4h15: dans une épaisse obscurité, des « paras » de la Légion étrangère et des militaires nigériens embarquent d’un pas lourd à l’arrière d’un avion de transport français C-130, lestés de dizaines de kilos d’équipement.
Dans la soute baignée de lumière verte, les visages sont concentrés. Quelques soldats parviennent à s’assoupir, tête posée sur leur sac ou leur casque lourd.
Après une heure de vol, les équipages annoncent d’une voix forte le décompte avant largage sur la région du Liptako nigérien, non loin de la frontière malienne. La sonnerie retentit, les portes latérales de l’appareil s’ouvrent, l’heure du saut a sonné.
« On ne s’arrête pas! », crie un officier alors que les paras se jettent dans la nuit noire à une cadence effrénée, emplissant le ciel de toiles beige. A la moindre hésitation du sauteur, un coup de coude du largueur vient régler la question.
En une minute à peine, les dizaines de militaires ont sauté sur les étendues sablonneuses du sud-ouest du Niger.
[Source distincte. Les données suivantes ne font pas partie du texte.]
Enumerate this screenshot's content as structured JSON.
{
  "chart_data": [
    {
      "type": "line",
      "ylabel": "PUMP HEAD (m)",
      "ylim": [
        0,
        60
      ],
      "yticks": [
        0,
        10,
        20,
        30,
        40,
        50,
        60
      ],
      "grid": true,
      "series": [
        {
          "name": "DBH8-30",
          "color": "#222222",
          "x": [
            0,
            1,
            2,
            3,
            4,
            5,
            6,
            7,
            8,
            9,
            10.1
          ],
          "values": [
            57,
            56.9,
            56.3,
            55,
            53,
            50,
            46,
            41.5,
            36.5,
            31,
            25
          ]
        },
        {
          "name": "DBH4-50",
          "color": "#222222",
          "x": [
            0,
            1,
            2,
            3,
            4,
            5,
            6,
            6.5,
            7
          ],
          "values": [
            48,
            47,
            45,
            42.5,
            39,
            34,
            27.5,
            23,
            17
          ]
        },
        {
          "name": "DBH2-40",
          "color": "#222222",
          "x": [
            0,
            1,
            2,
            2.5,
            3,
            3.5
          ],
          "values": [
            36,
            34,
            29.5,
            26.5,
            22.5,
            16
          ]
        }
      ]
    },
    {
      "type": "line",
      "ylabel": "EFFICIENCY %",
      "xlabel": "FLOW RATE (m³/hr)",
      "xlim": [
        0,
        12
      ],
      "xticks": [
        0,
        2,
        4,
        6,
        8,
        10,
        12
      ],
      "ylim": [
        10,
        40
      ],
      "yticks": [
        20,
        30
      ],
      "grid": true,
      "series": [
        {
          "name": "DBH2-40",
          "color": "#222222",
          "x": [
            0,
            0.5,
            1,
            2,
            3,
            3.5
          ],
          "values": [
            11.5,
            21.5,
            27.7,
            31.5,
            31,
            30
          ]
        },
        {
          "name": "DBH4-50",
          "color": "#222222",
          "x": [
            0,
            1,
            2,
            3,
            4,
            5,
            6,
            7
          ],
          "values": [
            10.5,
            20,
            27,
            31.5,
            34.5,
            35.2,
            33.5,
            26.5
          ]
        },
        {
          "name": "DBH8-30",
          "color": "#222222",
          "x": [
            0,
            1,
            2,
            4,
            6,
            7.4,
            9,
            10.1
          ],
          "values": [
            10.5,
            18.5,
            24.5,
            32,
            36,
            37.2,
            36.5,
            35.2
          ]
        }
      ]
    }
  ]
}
L’avion brutalement vidé de ses passagers fait demi-tour, cap sur la base de Niamey. Au sol, l’infiltration de nuit va bientôt commencer.
Mission: reprendre une position militaire abandonnée non loin de la frontière malienne, où sévit le groupe Etat islamique au Sahara (EIS), à qui le départ des troupes françaises du Mali il y a un an a redonné de la liberté de mouvement.
Deux heures auparavant, un officier du 2e régiment étranger de parachutistes (2e REP) prononçait un discours galvanisant devant ses légionnaires et les « paras » nigériens participant à l’opération aéroportée.
« C’est l’heure. Vous avez de la chance, vous allez faire ce que veut faire tout parachutiste: un saut dans la nuit sombre », tonne le commandant. « C’est comme ça qu’on a été élevés à Calvi (la ville corse qui accueille le 2e REP). C’est dur, mais c’est pas difficile! ».
« Pour vous aussi, les FAN (forces armées nigériennes, ndr), la mission va être dure. A cause de la chaleur, l’environnement, et parce qu’on ignore où sera l’ennemi. On compte sur vous pour nous aider », poursuit l’officier en souhaitant « un bon saut, la bagarre et la victoire » aux troupes d’assaut alignées devant lui.
«frapper les esprits»
Avec cette opération aéroportée au profit du Niger, « on veut frapper les esprits et montrer que les FAN peuvent utiliser la troisième dimension pour se déployer » afin de faire du contrôle de zone, explique l’officier.
Dans ce hangar couleur sable de la base française projetée de Niamey, sous une lumière crue, les 70 parachutistes, une quarantaine de légionnaires et trente Nigériens, préparent et vérifient leur matériel, sans autre bruit que le cliquetis des harnais.
Un instructeur français passe dans les rangs pour vérifier le harnachement des hommes. La trentaine de Nigériens, dont c’est le premier saut opérationnel avec un parachute français, sont contrôlés avec une minutie particulière.
« Ils ont obtenu le brevet italien l’an dernier. On a fait une remise à niveau sur parachute français, les deux sauts d’entraînement se sont bien passés », explique le lieutenant Dominique, du 2e REP. Il s’agit désormais de les former à sauter depuis un C-130, dont l’armée de l’Air nigérienne a reçu trois exemplaires américains.
Aider les forces armées nigériennes à monter en puissance, sans s’y substituer: c’est la nouvelle philosophie des partenariats de la France au Sahel, après neuf ans d’engagement au Mali où « on faisait trop à leur place », souffle un haut gradé.
Ce changement de paradigme et l’humilité qu’il exige ont infusé dans les discours tenus par les Français.
« Les Nigériens sont chez eux. Ils peuvent nous guider, nous renseigner sur la zone, parler avec les populations… On est là pour les appuyer », assure le capitaine Baptiste en enfilant son parachute d’un geste rôdé. Paré à sauter.